By Amelia Eichel
The Associated Students of Lewis & Clark (ASLC) met on Jan. 25 to fill two senate seats vacated by students studying abroad.
This was not an ordinary ASLC meeting: cabinet members as well as the Chief of Staff were not present. The meeting was also closed off to the public.
“When we are deliberating on new candidates for Senate in the case of a selection process, we enter into an executive session whereby all of the cabinet exit the room,” ASLC Vice President Zack Johnson ’19 said.
Normally, ASLC would ask students to apply for open senate positions, but this spring there are only two spots open. According to the ASLC Constitution, senators may be chosen via executive session from a pool of previous applicants if there are fewer than three seats to fill. Under these circumstances, an ASLC election does not need to take place.
“We did initially send out an email calling for people to apply to be Chief Justice and apply to be Senators,” ASLC Director of Elections Nora Maybury ’20 said. “So there were a few people who started applications before we decided to choose from the pool of applicants from the fall.”
There were nine eligible candidates to fill the vacant senate seats. However, only two replied when Johnson reached out to all of them by email.
Although there were two candidates under consideration for the two seats, any new senator must be confirmed by a simple majority of the Senate.
“We had 13 people in attendance and we didn’t reach that half margin for either of the two, meaning that neither can be confirmed,” Johnson said.
ASLC has two options moving forward: appoint at least one new senator at the beginning of the next ASLC meeting, or wait until there are at least three vacant seats and hold a campus-wide election.
Elections cost ASLC time and resources, including costs of $300 to $500 for adequate voting software. ASLC wants to avoid such expenditures and Johnson is currently in conversation with the rest of the Cabinet to figure out how they might avoid such circumstances.
ASLC’s original plan was to appoint two new senators and avoid an election. This has been complicated by the need to fill another seat: the Chief Justice. It was decided at a meeting on Jan. 22 that Senator Jacob Muscarella ’21 is the only candidate who fulfills the prerequisite of serving at least one semester on the Constitutional Affairs Committee.
Since Muscarella is a Senator, he must first vacate his seat to be appointed Chief Justice. If Muscarella vacates his seat before ASLC appoints two new senators, a campus-wide election will occur.

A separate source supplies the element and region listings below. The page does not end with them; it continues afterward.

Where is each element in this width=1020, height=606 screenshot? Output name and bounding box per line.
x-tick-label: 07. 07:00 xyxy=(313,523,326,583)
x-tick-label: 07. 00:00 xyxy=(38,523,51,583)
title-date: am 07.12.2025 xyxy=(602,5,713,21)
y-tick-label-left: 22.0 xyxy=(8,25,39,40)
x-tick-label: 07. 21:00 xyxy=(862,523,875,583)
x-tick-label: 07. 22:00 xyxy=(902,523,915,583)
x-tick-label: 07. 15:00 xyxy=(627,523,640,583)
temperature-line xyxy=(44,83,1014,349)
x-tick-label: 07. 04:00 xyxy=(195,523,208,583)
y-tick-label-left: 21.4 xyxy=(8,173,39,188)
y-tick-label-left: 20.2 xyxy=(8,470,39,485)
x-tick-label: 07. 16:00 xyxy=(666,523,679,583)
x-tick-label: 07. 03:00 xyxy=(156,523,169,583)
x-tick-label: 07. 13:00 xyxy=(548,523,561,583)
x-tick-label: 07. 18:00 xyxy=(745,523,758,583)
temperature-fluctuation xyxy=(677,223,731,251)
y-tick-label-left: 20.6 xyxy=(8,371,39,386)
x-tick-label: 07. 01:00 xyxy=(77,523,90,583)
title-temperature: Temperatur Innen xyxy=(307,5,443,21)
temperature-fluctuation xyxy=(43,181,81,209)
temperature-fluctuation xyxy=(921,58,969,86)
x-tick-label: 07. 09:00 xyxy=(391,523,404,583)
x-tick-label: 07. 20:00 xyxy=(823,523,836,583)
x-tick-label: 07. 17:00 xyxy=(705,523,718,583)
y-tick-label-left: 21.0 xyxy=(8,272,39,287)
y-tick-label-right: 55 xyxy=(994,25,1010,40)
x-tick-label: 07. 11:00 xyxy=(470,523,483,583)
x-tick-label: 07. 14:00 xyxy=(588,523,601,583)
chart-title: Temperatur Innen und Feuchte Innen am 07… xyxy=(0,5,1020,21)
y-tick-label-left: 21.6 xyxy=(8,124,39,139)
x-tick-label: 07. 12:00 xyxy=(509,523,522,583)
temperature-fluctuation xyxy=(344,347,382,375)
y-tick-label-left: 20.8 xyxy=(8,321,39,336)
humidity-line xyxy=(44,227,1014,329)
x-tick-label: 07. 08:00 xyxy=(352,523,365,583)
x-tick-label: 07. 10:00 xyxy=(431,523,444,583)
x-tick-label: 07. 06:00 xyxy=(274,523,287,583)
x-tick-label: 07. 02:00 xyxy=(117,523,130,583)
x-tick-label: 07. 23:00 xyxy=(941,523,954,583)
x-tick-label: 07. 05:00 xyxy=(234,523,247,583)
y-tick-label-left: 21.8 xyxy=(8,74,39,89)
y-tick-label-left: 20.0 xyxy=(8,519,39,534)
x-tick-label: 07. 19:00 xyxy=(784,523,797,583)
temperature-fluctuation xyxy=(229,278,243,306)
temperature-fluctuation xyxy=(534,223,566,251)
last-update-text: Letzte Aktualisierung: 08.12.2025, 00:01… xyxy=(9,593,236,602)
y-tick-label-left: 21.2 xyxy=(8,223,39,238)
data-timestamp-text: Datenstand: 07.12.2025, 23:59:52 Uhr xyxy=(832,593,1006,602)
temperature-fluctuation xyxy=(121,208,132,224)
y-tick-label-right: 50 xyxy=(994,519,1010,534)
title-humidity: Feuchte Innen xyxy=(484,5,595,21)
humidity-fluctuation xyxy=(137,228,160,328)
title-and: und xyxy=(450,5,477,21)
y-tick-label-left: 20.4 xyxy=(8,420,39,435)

“At the moment, there are two open seats, but when I officially vacate my seat and become Chief Justice next Thursday (Feb. 1), there will be three open seats, triggering a special election per the Constitution,” Muscarella said over email. “It would be best if we could circumvent spending the amount of money and time it takes to go through a formal election, so we’re going to try to fill at least one empty seat on Thursday at the start of the Senate meeting before I vacate my seat.”
Update Feb. 6, 9:48 p.m.: Mikah Bertelmann ’21 and Ariel McGee ’21 were elected and sworn in to the Senate on Feb. 1. Muscarella vacated his senate seat and was officially sworn in as Chief Justice after the senators were chosen.